5. Resurgence of newspapers: 2006 will be the year newspapers make a big comeback. This comeback will be led by a few simple but powerful trends. Firstly, newspapers will increasingly recruit subject specialist bloggers and hyperlocal bloggers over more generalist journalists. This will allow them to replace boring newspeak with much more insightful articles from writers whom people already know and trust. Secondly, a readership already weary with the tedium of keeping track of too many blogs will return to the relative comfort of reading newspapers (albeit online). Whether newspapers can successfully monetize this new interest will be the next big question.

6. Consumer storage will be hot: As the average consumer continues to amass gigabytes of data, the storage, backup and disaster recovery problem will be hot. 2006 will see several technologies that were hitherto reserved for mission-critical IT networks retargetted towards individual users and small businesses.

7. Major breakthrough in the attention problem: As companies and individuals slowly start to realize that they are losing productivity because of too many interrupts (email, IM, phone calls, …), a major breakthrough technology will alleviate the problem to a large extent.

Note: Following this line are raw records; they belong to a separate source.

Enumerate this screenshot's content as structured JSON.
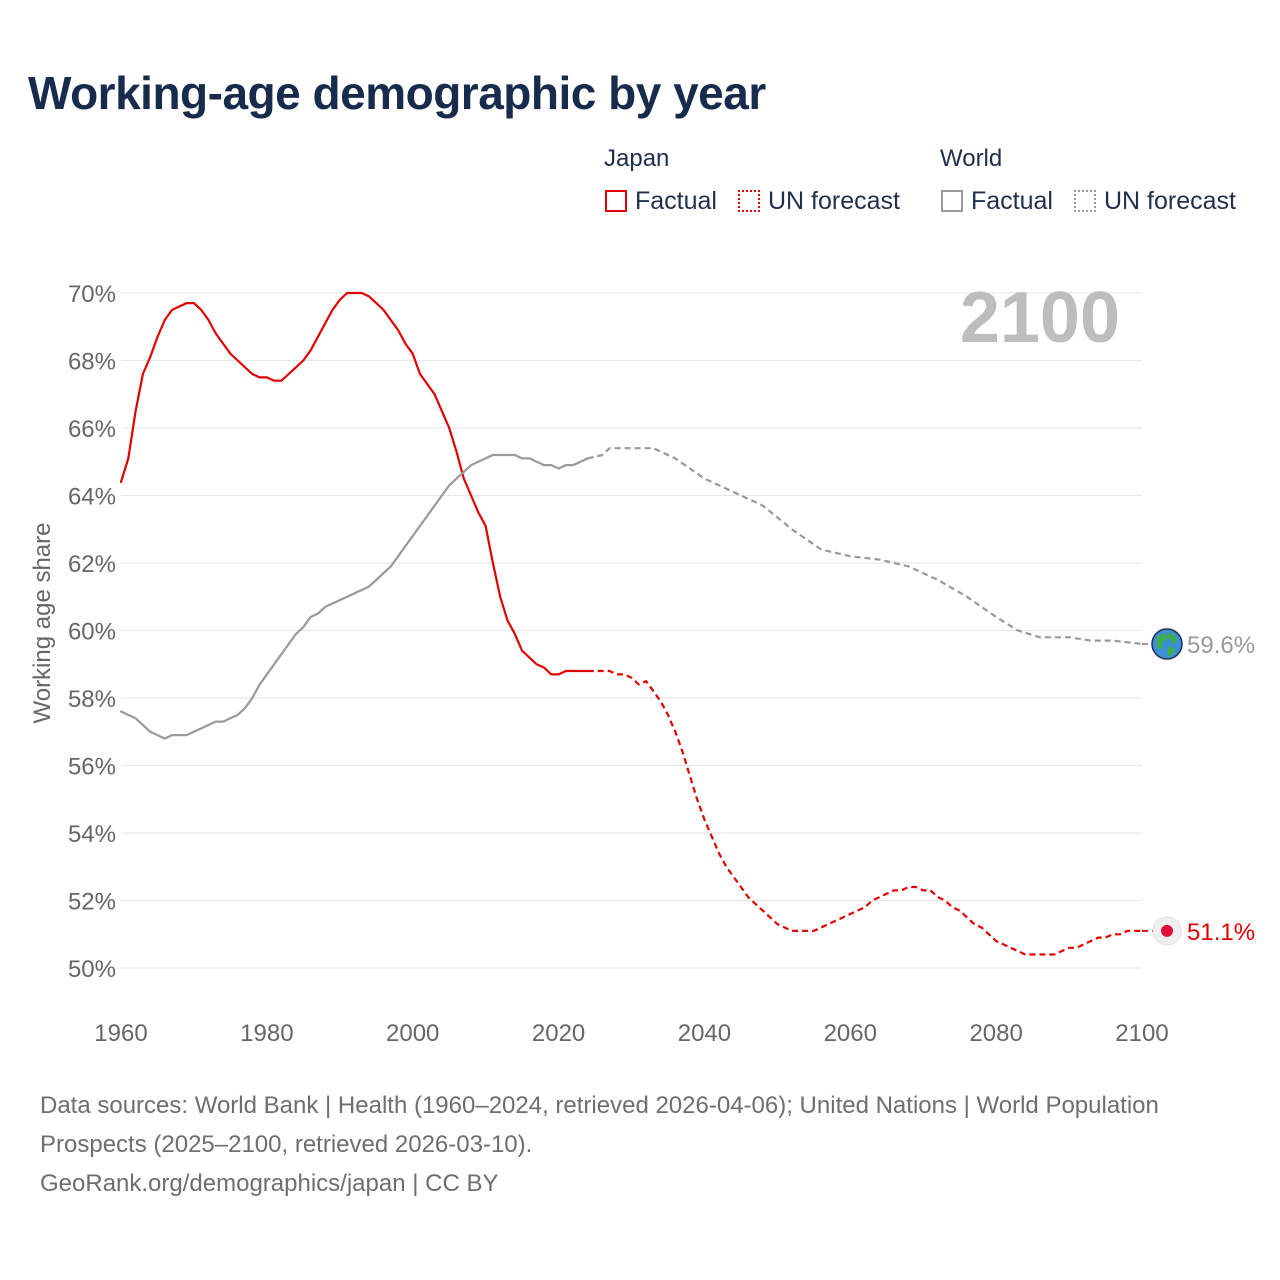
{
  "title": "Working-age demographic by year",
  "legend": {
    "japan_label": "Japan",
    "world_label": "World",
    "factual_label": "Factual",
    "forecast_label": "UN forecast"
  },
  "colors": {
    "japan": "#e00000",
    "world": "#999999",
    "grid": "#e6e6e6",
    "axis_text": "#666666",
    "year_watermark": "#bdbdbd"
  },
  "chart_data": {
    "type": "line",
    "ylabel": "Working age share",
    "xlim": [
      1960,
      2100
    ],
    "ylim": [
      49,
      71
    ],
    "x_ticks": [
      1960,
      1980,
      2000,
      2020,
      2040,
      2060,
      2080,
      2100
    ],
    "y_ticks": [
      50,
      52,
      54,
      56,
      58,
      60,
      62,
      64,
      66,
      68,
      70
    ],
    "y_tick_suffix": "%",
    "current_year": "2100",
    "series": [
      {
        "name": "Japan Factual",
        "country": "Japan",
        "style": "solid",
        "x": [
          1960,
          1961,
          1962,
          1963,
          1964,
          1965,
          1966,
          1967,
          1968,
          1969,
          1970,
          1971,
          1972,
          1973,
          1974,
          1975,
          1976,
          1977,
          1978,
          1979,
          1980,
          1981,
          1982,
          1983,
          1984,
          1985,
          1986,
          1987,
          1988,
          1989,
          1990,
          1991,
          1992,
          1993,
          1994,
          1995,
          1996,
          1997,
          1998,
          1999,
          2000,
          2001,
          2002,
          2003,
          2004,
          2005,
          2006,
          2007,
          2008,
          2009,
          2010,
          2011,
          2012,
          2013,
          2014,
          2015,
          2016,
          2017,
          2018,
          2019,
          2020,
          2021,
          2022,
          2023,
          2024
        ],
        "y": [
          64.4,
          65.1,
          66.5,
          67.6,
          68.1,
          68.7,
          69.2,
          69.5,
          69.6,
          69.7,
          69.7,
          69.5,
          69.2,
          68.8,
          68.5,
          68.2,
          68.0,
          67.8,
          67.6,
          67.5,
          67.5,
          67.4,
          67.4,
          67.6,
          67.8,
          68.0,
          68.3,
          68.7,
          69.1,
          69.5,
          69.8,
          70.0,
          70.0,
          70.0,
          69.9,
          69.7,
          69.5,
          69.2,
          68.9,
          68.5,
          68.2,
          67.6,
          67.3,
          67.0,
          66.5,
          66.0,
          65.3,
          64.5,
          64.0,
          63.5,
          63.1,
          62.0,
          61.0,
          60.3,
          59.9,
          59.4,
          59.2,
          59.0,
          58.9,
          58.7,
          58.7,
          58.8,
          58.8,
          58.8,
          58.8
        ]
      },
      {
        "name": "Japan UN forecast",
        "country": "Japan",
        "style": "dashed",
        "x": [
          2024,
          2025,
          2026,
          2027,
          2028,
          2029,
          2030,
          2031,
          2032,
          2033,
          2034,
          2035,
          2036,
          2037,
          2038,
          2039,
          2040,
          2041,
          2042,
          2043,
          2044,
          2045,
          2046,
          2047,
          2048,
          2049,
          2050,
          2051,
          2052,
          2053,
          2054,
          2055,
          2056,
          2057,
          2058,
          2059,
          2060,
          2061,
          2062,
          2063,
          2064,
          2065,
          2066,
          2067,
          2068,
          2069,
          2070,
          2071,
          2072,
          2073,
          2074,
          2075,
          2076,
          2077,
          2078,
          2079,
          2080,
          2081,
          2082,
          2083,
          2084,
          2085,
          2086,
          2087,
          2088,
          2089,
          2090,
          2091,
          2092,
          2093,
          2094,
          2095,
          2096,
          2097,
          2098,
          2099,
          2100
        ],
        "y": [
          58.8,
          58.8,
          58.8,
          58.8,
          58.7,
          58.7,
          58.6,
          58.4,
          58.5,
          58.2,
          57.9,
          57.5,
          57.0,
          56.4,
          55.7,
          55.0,
          54.4,
          53.9,
          53.4,
          53.0,
          52.7,
          52.4,
          52.1,
          51.9,
          51.7,
          51.5,
          51.3,
          51.2,
          51.1,
          51.1,
          51.1,
          51.1,
          51.2,
          51.3,
          51.4,
          51.5,
          51.6,
          51.7,
          51.8,
          52.0,
          52.1,
          52.2,
          52.3,
          52.3,
          52.4,
          52.4,
          52.3,
          52.3,
          52.1,
          52.0,
          51.8,
          51.7,
          51.5,
          51.3,
          51.2,
          51.0,
          50.8,
          50.7,
          50.6,
          50.5,
          50.4,
          50.4,
          50.4,
          50.4,
          50.4,
          50.5,
          50.6,
          50.6,
          50.7,
          50.8,
          50.9,
          50.9,
          51.0,
          51.0,
          51.1,
          51.1,
          51.1
        ]
      },
      {
        "name": "World Factual",
        "country": "World",
        "style": "solid",
        "x": [
          1960,
          1961,
          1962,
          1963,
          1964,
          1965,
          1966,
          1967,
          1968,
          1969,
          1970,
          1971,
          1972,
          1973,
          1974,
          1975,
          1976,
          1977,
          1978,
          1979,
          1980,
          1981,
          1982,
          1983,
          1984,
          1985,
          1986,
          1987,
          1988,
          1989,
          1990,
          1991,
          1992,
          1993,
          1994,
          1995,
          1996,
          1997,
          1998,
          1999,
          2000,
          2001,
          2002,
          2003,
          2004,
          2005,
          2006,
          2007,
          2008,
          2009,
          2010,
          2011,
          2012,
          2013,
          2014,
          2015,
          2016,
          2017,
          2018,
          2019,
          2020,
          2021,
          2022,
          2023,
          2024
        ],
        "y": [
          57.6,
          57.5,
          57.4,
          57.2,
          57.0,
          56.9,
          56.8,
          56.9,
          56.9,
          56.9,
          57.0,
          57.1,
          57.2,
          57.3,
          57.3,
          57.4,
          57.5,
          57.7,
          58.0,
          58.4,
          58.7,
          59.0,
          59.3,
          59.6,
          59.9,
          60.1,
          60.4,
          60.5,
          60.7,
          60.8,
          60.9,
          61.0,
          61.1,
          61.2,
          61.3,
          61.5,
          61.7,
          61.9,
          62.2,
          62.5,
          62.8,
          63.1,
          63.4,
          63.7,
          64.0,
          64.3,
          64.5,
          64.7,
          64.9,
          65.0,
          65.1,
          65.2,
          65.2,
          65.2,
          65.2,
          65.1,
          65.1,
          65.0,
          64.9,
          64.9,
          64.8,
          64.9,
          64.9,
          65.0,
          65.1
        ]
      },
      {
        "name": "World UN forecast",
        "country": "World",
        "style": "dashed",
        "x": [
          2024,
          2026,
          2027,
          2030,
          2033,
          2036,
          2040,
          2044,
          2048,
          2052,
          2056,
          2060,
          2064,
          2068,
          2072,
          2076,
          2080,
          2083,
          2086,
          2090,
          2093,
          2096,
          2100
        ],
        "y": [
          65.1,
          65.2,
          65.4,
          65.4,
          65.4,
          65.1,
          64.5,
          64.1,
          63.7,
          63.0,
          62.4,
          62.2,
          62.1,
          61.9,
          61.5,
          61.0,
          60.4,
          60.0,
          59.8,
          59.8,
          59.7,
          59.7,
          59.6
        ]
      }
    ],
    "end_labels": {
      "japan": "51.1%",
      "world": "59.6%"
    },
    "end_values": {
      "japan": 51.1,
      "world": 59.6
    }
  },
  "footer": {
    "sources": "Data sources: World Bank | Health (1960–2024, retrieved 2026-04-06); United Nations | World Population Prospects (2025–2100, retrieved 2026-03-10).",
    "credit": "GeoRank.org/demographics/japan | CC BY"
  }
}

8. Content will become more valuable: Due to several factors (such as Google’s algorithm-driven approach to ranking relevancy and the Web2.0 bubble), content in 2005 is being treated as a mere commodity. 2006 will start to see a reversal of this trend, as content creators (e.g. bloggers, photographers and musicians) get a more equitable share of online advertising revenues. This trend will be driven by a simple consumer behavior - consumers prefer better content over better technology or delivery mechanisms. This inherently means that content needs to be valued higher than it currently is.

9. U.S. real-estate slowdown will have global consequences: Interest rates, U.S. bond prices, U.S. consumer confidence, dollar exchange rates (and hence the offshoring business), combined with the huge (and increasing) U.S. trade deficit are all pieces of a fragile domino game. This game could easily turn ugly if the U.S. real estate market accelerates its slowdown, or even worse, turns out to be a bubble. Bad news in the U.S. housing market could trigger a global recession.

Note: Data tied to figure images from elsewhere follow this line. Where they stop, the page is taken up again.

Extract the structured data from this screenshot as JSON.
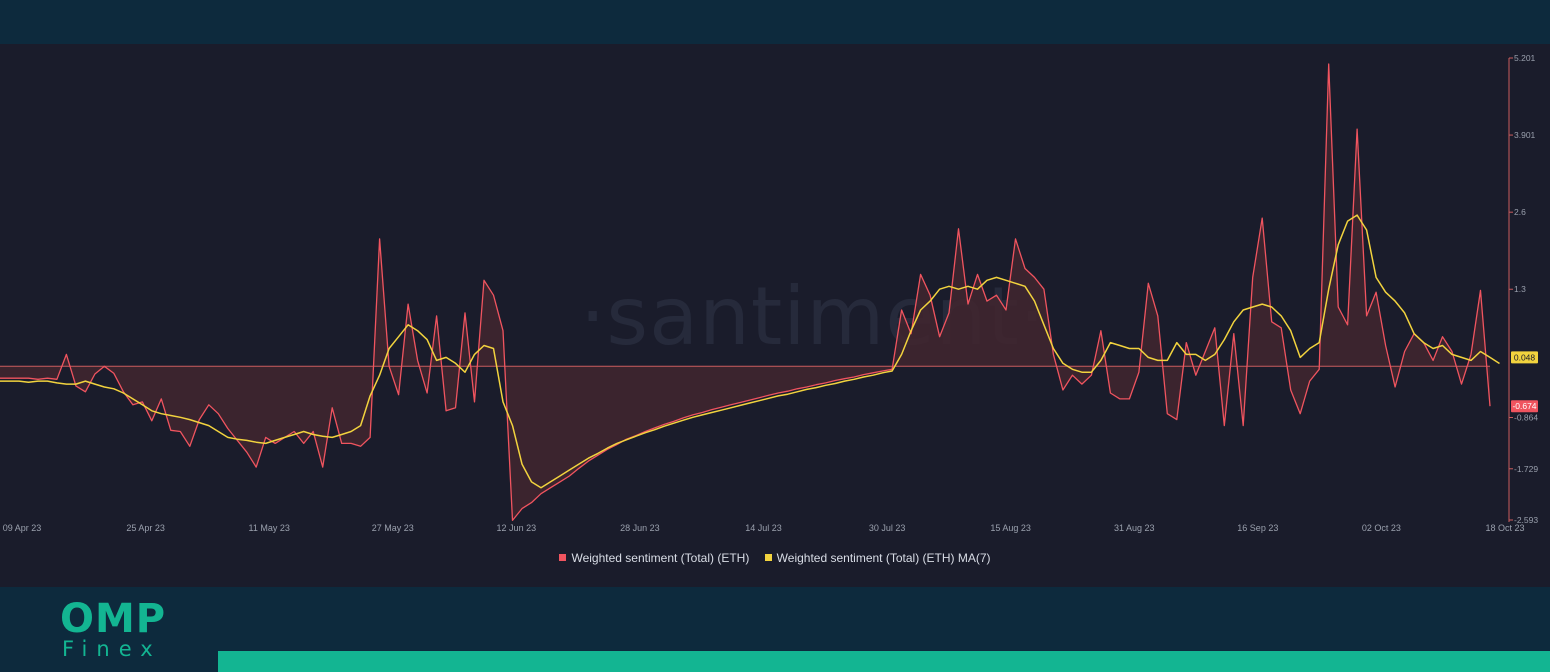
{
  "watermark": "·santiment·",
  "brand": {
    "name": "OMP",
    "sub": "Finex",
    "color": "#13b592"
  },
  "colors": {
    "background": "#1a1c2b",
    "sentiment": "#f0545f",
    "ma": "#f2d33e",
    "zero_line": "#c95c5e",
    "area_fill": "#42262f"
  },
  "chart_data": {
    "type": "line",
    "title": "",
    "xlabel": "",
    "ylabel": "",
    "x_tick_labels": [
      "09 Apr 23",
      "25 Apr 23",
      "11 May 23",
      "27 May 23",
      "12 Jun 23",
      "28 Jun 23",
      "14 Jul 23",
      "30 Jul 23",
      "15 Aug 23",
      "31 Aug 23",
      "16 Sep 23",
      "02 Oct 23",
      "18 Oct 23"
    ],
    "y_ticks": [
      5.201,
      3.901,
      2.6,
      1.3,
      -0.864,
      -1.729,
      -2.593
    ],
    "y_tick_labels": [
      "5.201",
      "3.901",
      "2.6",
      "1.3",
      "-0.864",
      "-1.729",
      "-2.593"
    ],
    "ylim": [
      -2.593,
      5.201
    ],
    "last_value_labels": {
      "ma": "0.048",
      "sentiment": "-0.674"
    },
    "legend_position": "bottom",
    "grid": false,
    "series": [
      {
        "name": "Weighted sentiment (Total) (ETH)",
        "color": "#f0545f",
        "values": [
          -0.2,
          -0.2,
          -0.2,
          -0.2,
          -0.22,
          -0.2,
          -0.22,
          0.2,
          -0.33,
          -0.43,
          -0.13,
          0.0,
          -0.12,
          -0.43,
          -0.65,
          -0.6,
          -0.92,
          -0.55,
          -1.08,
          -1.1,
          -1.35,
          -0.9,
          -0.65,
          -0.8,
          -1.05,
          -1.25,
          -1.45,
          -1.7,
          -1.2,
          -1.3,
          -1.2,
          -1.1,
          -1.3,
          -1.1,
          -1.7,
          -0.7,
          -1.3,
          -1.3,
          -1.35,
          -1.2,
          2.15,
          0.0,
          -0.48,
          1.05,
          0.1,
          -0.45,
          0.85,
          -0.75,
          -0.7,
          0.9,
          -0.6,
          1.45,
          1.2,
          0.6,
          -2.6,
          -2.4,
          -2.3,
          -2.15,
          -2.05,
          -1.95,
          -1.85,
          -1.72,
          -1.6,
          -1.5,
          -1.4,
          -1.32,
          -1.23,
          -1.17,
          -1.1,
          -1.04,
          -0.98,
          -0.93,
          -0.87,
          -0.82,
          -0.78,
          -0.73,
          -0.69,
          -0.65,
          -0.61,
          -0.57,
          -0.53,
          -0.49,
          -0.45,
          -0.42,
          -0.38,
          -0.35,
          -0.31,
          -0.28,
          -0.24,
          -0.21,
          -0.18,
          -0.14,
          -0.11,
          -0.08,
          -0.05,
          0.95,
          0.55,
          1.55,
          1.2,
          0.5,
          0.9,
          2.32,
          1.05,
          1.55,
          1.1,
          1.2,
          0.95,
          2.15,
          1.65,
          1.5,
          1.3,
          0.2,
          -0.4,
          -0.15,
          -0.3,
          -0.15,
          0.6,
          -0.45,
          -0.55,
          -0.55,
          -0.1,
          1.4,
          0.85,
          -0.8,
          -0.9,
          0.4,
          -0.15,
          0.25,
          0.65,
          -1.0,
          0.55,
          -1.0,
          1.5,
          2.5,
          0.75,
          0.65,
          -0.4,
          -0.8,
          -0.25,
          -0.05,
          5.1,
          1.0,
          0.7,
          4.0,
          0.85,
          1.25,
          0.35,
          -0.35,
          0.25,
          0.55,
          0.4,
          0.1,
          0.5,
          0.25,
          -0.3,
          0.2,
          1.28,
          -0.674
        ]
      },
      {
        "name": "Weighted sentiment (Total) (ETH) MA(7)",
        "color": "#f2d33e",
        "values": [
          -0.25,
          -0.25,
          -0.25,
          -0.27,
          -0.25,
          -0.25,
          -0.28,
          -0.3,
          -0.3,
          -0.25,
          -0.3,
          -0.35,
          -0.38,
          -0.45,
          -0.55,
          -0.65,
          -0.75,
          -0.8,
          -0.83,
          -0.86,
          -0.9,
          -0.95,
          -1.0,
          -1.1,
          -1.2,
          -1.23,
          -1.25,
          -1.28,
          -1.3,
          -1.25,
          -1.2,
          -1.15,
          -1.1,
          -1.15,
          -1.18,
          -1.2,
          -1.15,
          -1.1,
          -1.0,
          -0.5,
          -0.15,
          0.3,
          0.5,
          0.7,
          0.6,
          0.45,
          0.1,
          0.15,
          0.05,
          -0.1,
          0.2,
          0.35,
          0.3,
          -0.6,
          -1.0,
          -1.65,
          -1.95,
          -2.05,
          -1.95,
          -1.85,
          -1.75,
          -1.65,
          -1.55,
          -1.47,
          -1.38,
          -1.3,
          -1.24,
          -1.18,
          -1.12,
          -1.07,
          -1.01,
          -0.96,
          -0.91,
          -0.86,
          -0.82,
          -0.78,
          -0.74,
          -0.7,
          -0.66,
          -0.62,
          -0.58,
          -0.54,
          -0.5,
          -0.47,
          -0.43,
          -0.39,
          -0.36,
          -0.32,
          -0.29,
          -0.25,
          -0.22,
          -0.18,
          -0.15,
          -0.11,
          -0.08,
          0.2,
          0.6,
          0.95,
          1.1,
          1.3,
          1.35,
          1.3,
          1.35,
          1.3,
          1.45,
          1.5,
          1.45,
          1.4,
          1.35,
          1.1,
          0.7,
          0.3,
          0.05,
          -0.05,
          -0.1,
          -0.1,
          0.1,
          0.4,
          0.35,
          0.3,
          0.3,
          0.15,
          0.1,
          0.1,
          0.4,
          0.2,
          0.2,
          0.1,
          0.2,
          0.45,
          0.75,
          0.95,
          1.0,
          1.05,
          1.0,
          0.85,
          0.6,
          0.15,
          0.3,
          0.4,
          1.3,
          2.05,
          2.45,
          2.55,
          2.3,
          1.5,
          1.25,
          1.1,
          0.9,
          0.55,
          0.4,
          0.3,
          0.35,
          0.2,
          0.15,
          0.1,
          0.25,
          0.15,
          0.048
        ]
      }
    ]
  }
}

10. Uncertainty in China will cause investors to hedge bets: The risk of social unrest will weigh on the minds of investors in China. The heavy handed approach of the Chinese government might provide stability in the short term, but it still risks the chaos of a possible widespread unrest in the medium term. Whether India will gain from this is unclear. Investors might look at even safer bets such as eastern europe, south america and south africa.

Predictions can never be objective - they are heavily biased by an individual’s perspective, his network of advisors and his mental model of the world around him. I’d love to get your feedback on these predictions.

Lastly, thanks to Alok Mittal for inviting me to post on VentureWoods.